1. Target: A server signing payloads with ml-dsa (e.g., a TLS handshake or a JWT signing service).
2. Access: We need to be on the same physical machine (ideal) or the same local network (doable but noisier). We need Adjacent access (CVSS AV:A).

The Attack Loop

1. Trigger Signing: We send a request that forces the server to sign a known message.
2. Measure Time: We measure the exact duration of the response. If we have local execution (e.g., a sidecar container), we use CPU counters like rdtsc (Read Time-Stamp Counter) for nanosecond precision.
3. Repeat: We do this thousands, perhaps millions of times. Single measurements are useless due to OS jitter, network latency, and cosmic rays. But statistics never lie.

The Analysis

We employ Differential Timing Analysis. We formulate a hypothesis: "If the first bit of the secret key is 1, the division takes X cycles on average. If it is 0, it takes Y cycles."

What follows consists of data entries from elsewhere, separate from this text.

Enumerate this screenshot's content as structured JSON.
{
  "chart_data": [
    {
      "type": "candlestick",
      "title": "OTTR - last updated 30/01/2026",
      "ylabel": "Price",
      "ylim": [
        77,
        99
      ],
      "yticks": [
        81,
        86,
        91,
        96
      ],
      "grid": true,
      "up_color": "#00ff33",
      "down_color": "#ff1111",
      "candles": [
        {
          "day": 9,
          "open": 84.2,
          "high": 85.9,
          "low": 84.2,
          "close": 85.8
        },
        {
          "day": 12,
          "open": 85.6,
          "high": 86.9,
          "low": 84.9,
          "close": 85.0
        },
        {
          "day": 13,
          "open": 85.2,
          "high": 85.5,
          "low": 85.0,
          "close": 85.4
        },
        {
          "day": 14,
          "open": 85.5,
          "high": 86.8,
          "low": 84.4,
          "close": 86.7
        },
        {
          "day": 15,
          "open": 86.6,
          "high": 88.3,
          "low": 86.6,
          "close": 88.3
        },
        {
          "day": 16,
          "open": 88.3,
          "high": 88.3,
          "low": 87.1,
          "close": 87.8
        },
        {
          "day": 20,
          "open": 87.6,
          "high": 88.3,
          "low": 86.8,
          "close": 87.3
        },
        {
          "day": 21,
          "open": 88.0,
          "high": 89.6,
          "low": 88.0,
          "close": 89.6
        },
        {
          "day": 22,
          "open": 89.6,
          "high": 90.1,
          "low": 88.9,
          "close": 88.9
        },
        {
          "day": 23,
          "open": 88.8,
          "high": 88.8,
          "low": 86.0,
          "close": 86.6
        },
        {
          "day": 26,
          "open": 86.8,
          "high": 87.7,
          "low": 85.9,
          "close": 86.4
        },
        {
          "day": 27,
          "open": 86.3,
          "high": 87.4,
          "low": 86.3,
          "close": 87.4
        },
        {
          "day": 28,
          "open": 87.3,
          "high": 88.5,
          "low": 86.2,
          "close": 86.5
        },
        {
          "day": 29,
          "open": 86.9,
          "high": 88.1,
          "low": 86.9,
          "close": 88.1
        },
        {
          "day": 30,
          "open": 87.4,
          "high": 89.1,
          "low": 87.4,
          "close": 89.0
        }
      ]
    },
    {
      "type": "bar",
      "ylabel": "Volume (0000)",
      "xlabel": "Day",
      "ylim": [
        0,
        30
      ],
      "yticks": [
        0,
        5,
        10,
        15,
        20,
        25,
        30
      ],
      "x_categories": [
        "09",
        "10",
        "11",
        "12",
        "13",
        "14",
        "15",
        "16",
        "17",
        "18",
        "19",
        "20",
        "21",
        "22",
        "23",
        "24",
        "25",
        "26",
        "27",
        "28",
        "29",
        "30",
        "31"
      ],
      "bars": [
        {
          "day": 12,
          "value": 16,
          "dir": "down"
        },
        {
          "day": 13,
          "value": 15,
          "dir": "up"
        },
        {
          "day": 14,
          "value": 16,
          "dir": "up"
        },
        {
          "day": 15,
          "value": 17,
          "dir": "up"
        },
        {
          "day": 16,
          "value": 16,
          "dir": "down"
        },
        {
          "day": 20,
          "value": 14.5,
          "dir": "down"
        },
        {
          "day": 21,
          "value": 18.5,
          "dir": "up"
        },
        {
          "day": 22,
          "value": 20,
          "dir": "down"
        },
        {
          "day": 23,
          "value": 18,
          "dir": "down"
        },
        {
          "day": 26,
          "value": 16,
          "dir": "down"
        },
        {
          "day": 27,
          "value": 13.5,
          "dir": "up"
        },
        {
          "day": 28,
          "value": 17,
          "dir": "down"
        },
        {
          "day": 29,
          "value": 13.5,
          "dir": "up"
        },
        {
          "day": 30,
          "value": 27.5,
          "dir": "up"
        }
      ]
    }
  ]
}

We partition our millions of timing samples into two buckets based on the input data we controlled. If the difference in average time between the buckets correlates with our model, we have guessed the bit correctly. We rinse and repeat for the subsequent bits until we have recovered the private key component s1.

Why is this a big deal? Isn't this just a local attack?

Yes and no. The CVSS score is 6.4 (Medium) because of the complexity and proximity requirements. You can't exploit this over the open internet easily because the jitter of the internet is larger than the timing difference of a division instruction.

However, in modern infrastructure, "Adjacent" is broader than you think. Multi-tenant cloud environments, Kubernetes clusters, and trusted execution environments (TEEs) often place attackers on the same physical hardware as the victim. If a malicious tenant can time the execution of a cryptographic service running on a neighboring core, they can steal the Post-Quantum Private Key.

Once the key is stolen, the attacker can sign arbitrary data. They can forge identities, issue fake certificates, or authorize malicious transactions. The irony is palpable: an organization adopts ML-DSA to be safe for the next 50 years, only to be compromised today by a side-channel known since the 1990s.

The remediation is straightforward: Update immediately.

If you are using the ml-dsa crate, ensure you are on version 0.1.0-rc.2 or higher. The RustCrypto team was quick to respond, merging the fix in commit 035d9eef.

For Developers

If you are writing cryptographic code in Rust (or any language):

1. Audit for Division: grep your codebase for / and %. If the operands are secret, you have a vulnerability.
2. Use subtle: The Rust subtle crate provides traits for constant-time comparison and arithmetic. Use them.
3. Verify Assembly: Don't trust LLVM. Inspect the generated assembly (cargo-asm) for hot paths to ensure no branch instructions or variable-latency opcodes were inserted by the optimizer.